Ronald Guida wrote:
So I just thought of something. If laziness leads to laziness leaks, then is there such a thing as a strictness leak? I realized that the answer is yes.
A lazy leak is a situation where I'm wasting resources to delay a sequence of calculations instead of just doing them now. But in a strict language, I might waste resources to compute things that I'll never need. I would call that a strictness leak.
Now I could ask the dual question, "How do I detect strictness leaks," and I would probably get the same answers: profiling, looking at object code, and being explicit about the evaluation strategy.
Both types of leaks share a lot in common. In both cases, I'm wasting resources. If I have a real-time system, then either type of leak can cause me to a miss a deadline.

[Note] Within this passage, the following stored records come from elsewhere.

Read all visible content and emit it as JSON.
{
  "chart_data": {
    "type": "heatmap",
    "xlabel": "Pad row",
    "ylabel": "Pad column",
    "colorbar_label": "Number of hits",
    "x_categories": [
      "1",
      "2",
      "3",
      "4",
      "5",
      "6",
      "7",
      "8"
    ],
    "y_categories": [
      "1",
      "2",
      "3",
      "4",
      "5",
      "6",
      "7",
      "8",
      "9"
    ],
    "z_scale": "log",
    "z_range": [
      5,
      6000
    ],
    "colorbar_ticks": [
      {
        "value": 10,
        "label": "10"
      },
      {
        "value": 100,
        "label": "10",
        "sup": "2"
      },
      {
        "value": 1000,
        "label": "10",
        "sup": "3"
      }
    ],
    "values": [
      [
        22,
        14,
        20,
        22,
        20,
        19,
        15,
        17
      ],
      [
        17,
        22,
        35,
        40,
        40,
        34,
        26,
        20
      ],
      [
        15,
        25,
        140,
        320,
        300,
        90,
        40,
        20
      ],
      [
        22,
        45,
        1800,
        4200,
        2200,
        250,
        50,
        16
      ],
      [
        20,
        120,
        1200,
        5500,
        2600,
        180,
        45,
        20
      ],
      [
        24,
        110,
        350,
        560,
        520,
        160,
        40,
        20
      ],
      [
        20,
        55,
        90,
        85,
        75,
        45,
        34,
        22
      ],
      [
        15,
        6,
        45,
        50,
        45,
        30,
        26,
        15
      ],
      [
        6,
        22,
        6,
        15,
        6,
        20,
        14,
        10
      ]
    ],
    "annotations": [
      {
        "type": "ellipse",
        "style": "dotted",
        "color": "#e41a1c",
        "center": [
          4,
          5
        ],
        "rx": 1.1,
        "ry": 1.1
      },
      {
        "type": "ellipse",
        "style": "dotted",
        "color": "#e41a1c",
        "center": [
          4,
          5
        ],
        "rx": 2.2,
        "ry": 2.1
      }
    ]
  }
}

I haven't heard the terms "laziness leak" and "strictness leak" before, imho they sound a bit spooky because it's not clear to me what the situation without leak would be. (Time vs Space? Is an O(n) algorithm a strictness leak compared to an O(log n) algorithm?) Note that lazy evaluation never wastes time; evaluating a term with lazy evaluation will always take less reduction steps than doing so eagerly or partly eagerly. But it can waste space (-> "space leak"), for instance by accumulating a big expression like (..) -> ((..)+1) -> (((..) + 1) + 1) -> etc. instead of evaluating x+1 immediately 5 -> 6 -> 7 -> etc. However, this would be wasted time in case the whole expression will not be evaluated but just thrown away. So, it's a trade-off. The effect you have in mind only appears in real-time systems, where lazy evaluation procrastinates everything by default. So, trying to implement a real-time system in a lazy language is more or less a paradox :) as Okasaki already points out in his book. Eager evaluation may "waste" both time and space compared to alternative course of reduction. Regards, apfelmus PS: The reduction strategies we compare to don't evaluate under lambdas.